Choice lines: "Above her, the sky is an endless blue" (3-4). Alright, let's search "sky is an endless blue" in quotes via the Google. 2,790 results. "Endless blue sky"= 2,270,000 results. Just tweak it a bit to, say, "the sky is an infinite blue" and you get 416 results or, for "infinite blue sky," 183,000 results.
Moral of story, if words are flowing that easily, consider using a thesaurus. The phrase "sky is an endless blue" is clichéd. I was pretty solidly asleep by that line (and thus sleepreading, ever so coolly).
Second choice line occurs after a boulder comes rolling down the mountain at a fast speed almost killing our protagonist. In response, we have: "Too close for comfort, she thinks." Honestly, when is a boulder falling down a mountain far enough away to be comfortable with? But anyway, it is such an obvious line.
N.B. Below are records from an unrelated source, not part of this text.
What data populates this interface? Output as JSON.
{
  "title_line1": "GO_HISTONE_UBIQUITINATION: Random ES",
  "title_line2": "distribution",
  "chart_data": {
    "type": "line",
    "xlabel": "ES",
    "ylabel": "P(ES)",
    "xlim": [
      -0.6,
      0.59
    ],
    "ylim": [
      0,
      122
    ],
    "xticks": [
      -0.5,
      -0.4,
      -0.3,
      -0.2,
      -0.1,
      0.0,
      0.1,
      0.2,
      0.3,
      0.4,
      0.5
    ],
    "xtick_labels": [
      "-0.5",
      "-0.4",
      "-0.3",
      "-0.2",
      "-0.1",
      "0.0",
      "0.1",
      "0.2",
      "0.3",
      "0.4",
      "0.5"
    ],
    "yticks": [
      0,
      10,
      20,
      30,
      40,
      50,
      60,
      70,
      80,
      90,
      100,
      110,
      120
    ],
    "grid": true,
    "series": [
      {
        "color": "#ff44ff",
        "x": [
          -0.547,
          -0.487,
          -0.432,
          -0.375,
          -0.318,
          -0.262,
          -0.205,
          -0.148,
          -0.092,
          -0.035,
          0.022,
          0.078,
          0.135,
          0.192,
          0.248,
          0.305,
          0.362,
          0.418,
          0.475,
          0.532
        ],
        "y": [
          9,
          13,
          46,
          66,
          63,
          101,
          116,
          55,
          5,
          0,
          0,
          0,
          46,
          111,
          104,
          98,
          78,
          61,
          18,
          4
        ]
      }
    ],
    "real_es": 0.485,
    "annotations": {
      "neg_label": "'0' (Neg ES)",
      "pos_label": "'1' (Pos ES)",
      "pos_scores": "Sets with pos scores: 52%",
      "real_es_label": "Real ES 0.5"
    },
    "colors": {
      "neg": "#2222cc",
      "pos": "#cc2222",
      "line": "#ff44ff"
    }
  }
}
Especially in the context of someone almost getting killed. Plus now she's in the eponymous labyrinth, which is just very quick.
I am so bored with this book, I want to give it up already. I'm mildly interested in her falling into this labyrinth-y pit but also pissed off that one of the archeologists didn't get to have the find. She didn't want them to because she wanted to "prove herself" though a temp summer volunteer.
Plus, the back cover has a quote by the author wanting to write about the grail legend from a woman's perspective. Because, apparently, Mists of Avalon never happened. And she's a bit giddy about the women having sex and I really hate poorly written sex scenes and, given the crap of the first four pages, I'm guessing they'll be lousy.
In any case, I must give it at least through the first chapter.
Still, if it is a good story it will make a nice mini-series. So long as they give up the author's terrible internal dialogue (haven't had any external yet).